There’s a maintenance operation at White Waltham aside from the one specialising in Russian aircraft already mentioned. I walk over to say hello to Peter Shaw, the chief engineer, and a couple of youngsters, Peter and Andrew; who’s the son of one of the employees on the airfield. I expect him to be planning on an airline career, but he says he just wants to go on working on aeroplanes. Ninety per cent of the maintenance operations’s work is for the resident aircraft.
Peter Shaw introduces me to Gena Perevedevtsev, a 49-year-old emigrant from the Ukraine, who came here in 1999. He learned to fly in Russia, carries out flight tests on the aircraft he maintains and repairs, and has recently embarked on an IMC course. “It’s to give me more confidence, but also, I think it’s a shame to fly in an aeroplane and not make use of all of the instruments,” Gena says.

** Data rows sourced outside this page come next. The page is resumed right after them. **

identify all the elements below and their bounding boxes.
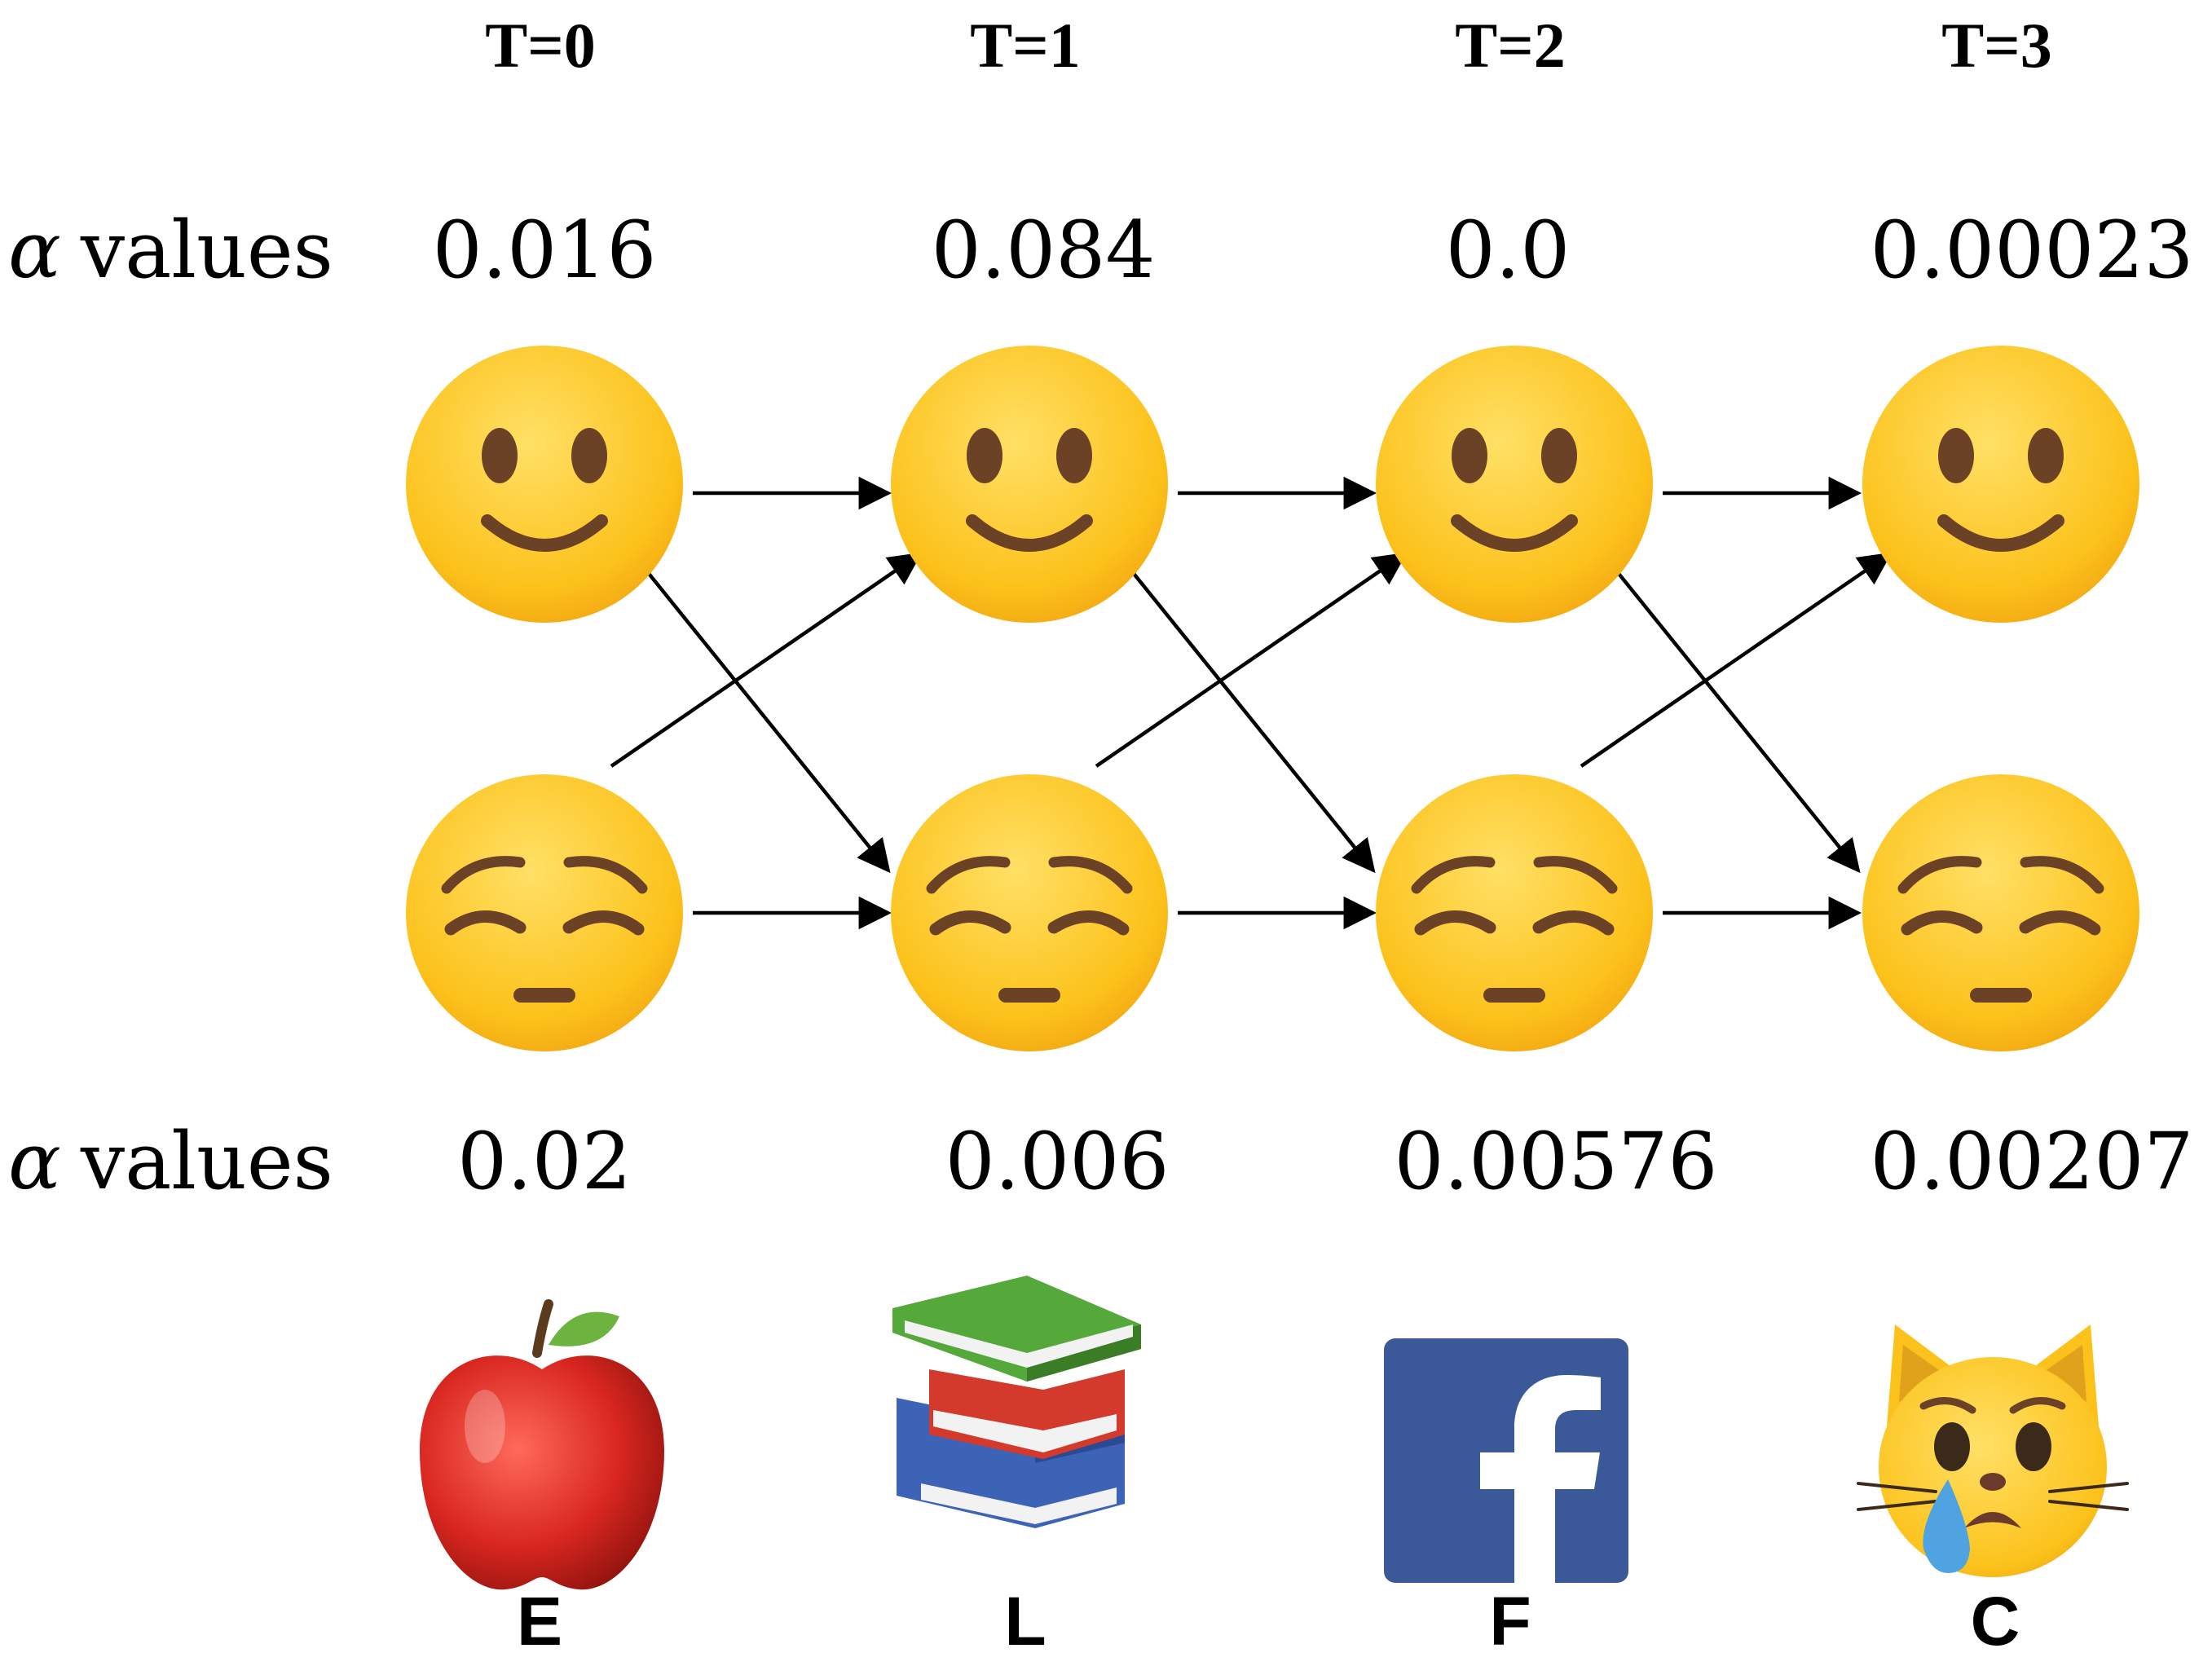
pensive-face-icon [406,774,683,1051]
slightly-smiling-face-icon [891,346,1168,623]
pensive-face-icon [1862,774,2139,1051]
alpha-label-text: values [80,205,333,296]
sad-alpha-value-3: 0.00207 [1871,1116,2194,1207]
arrow-sad-0-to-happy-1 [610,552,923,768]
arrow-happy-1-to-sad-2 [1130,569,1376,874]
time-step-label-1: T=1 [970,10,1080,81]
transition-arrows [610,476,1893,930]
arrow-happy-0-to-sad-1 [645,569,891,874]
alpha-row-label-top: α values [8,205,333,296]
sad-alpha-value-0: 0.02 [457,1116,632,1207]
happy-alpha-value-2: 0.0 [1446,205,1571,296]
books-icon [892,1276,1141,1528]
alpha-symbol: α [8,205,61,296]
observation-label-2: F [1489,1583,1531,1659]
sad-alpha-value-2: 0.00576 [1395,1116,1718,1207]
sad-state-row [406,774,2139,1051]
arrow-sad-1-to-happy-2 [1095,552,1408,768]
crying-cat-icon [1857,1324,2129,1577]
alpha-label-text: values [80,1116,333,1207]
sad-alpha-value-1: 0.006 [945,1116,1170,1207]
observation-label-1: L [1004,1583,1046,1659]
happy-alpha-value-0: 0.016 [433,205,657,296]
observation-label-3: C [1971,1583,2020,1659]
apple-icon [420,1299,664,1590]
pensive-face-icon [1376,774,1653,1051]
observation-label-0: E [517,1583,562,1659]
alpha-row-label-bottom: α values [8,1116,333,1207]
slightly-smiling-face-icon [406,346,683,623]
alpha-symbol: α [8,1116,61,1207]
happy-alpha-value-1: 0.084 [932,205,1156,296]
time-step-label-3: T=3 [1941,10,2051,81]
happy-alpha-value-3: 0.00023 [1871,205,2194,296]
time-step-label-0: T=0 [485,10,595,81]
arrow-happy-2-to-sad-3 [1615,569,1861,874]
arrow-sad-2-to-happy-3 [1580,552,1893,768]
happy-state-row [406,346,2139,623]
facebook-icon [1384,1338,1628,1583]
slightly-smiling-face-icon [1862,346,2139,623]
time-step-label-2: T=2 [1455,10,1565,81]
slightly-smiling-face-icon [1376,346,1653,623]
pensive-face-icon [891,774,1168,1051]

Peter says, “I’ve been here 24 years. It’s just a special place: tatty old hangars, bumpy old runways, but it has a good feel about it. It’s egalitarian.” Heading back to the clubhouse, I see someone apparently dancing slowly and rather jerkily on the spot and recognise an aerobatic pilot rehearsing a sequence in the ‘Aresti walk’. He’s a young American lawyer called Steuart Walton who’s been in the UK for four and a half years. “It all began when I met a pilot in London who was raving about this wonderful airfield,” he says. “I already had a licence from the States, came up here and got a tailwheel conversion in the Pitts with Alan Cassidy, and two months later took delivery of my Pitts S2C,” he points to it, gleaming by the fuel pumps. He’s about to fly an advanced sequence in the overhead for Alan to critique, then they’re both off to a contest at Breighton. I let him get back to his rehearsing.
My last encounter is with instructor Bruce Hutton and local pilot Ged Wylie. Ged has been based at White Waltham since 1998, where he keeps his Grob 115A parked outside. Bruce has just been up with him for an instrument flying re-familiarisation session −“An informal one, for a friend,” they explain.
Just as I say goodbye to Bruce and Ged, there’s the familiar howl of a Pitts Special diving to begin an aerobatic sequence and everyone looks up. I can see Alan and some other aerobatic aficionados standing in front of the clubhouse. They are peering up at Steuart in his bright-red S2C, which is twisting and looping its way through one manoeuvre after another. Alan’s talking into a hand-held radio so that Steuart can hear his critique. It’s good to see that there are still airfields where practice aerobatic flights in the overhead are permitted.
One of the advantages of writing these airfield profiles for Pilot is that I talk to people I wouldn’t normally meet. There’s almost always more going on than I was aware of and I end up with a more rounded picture of somewhere I thought I knew. That’s certainly been the case at White Waltham.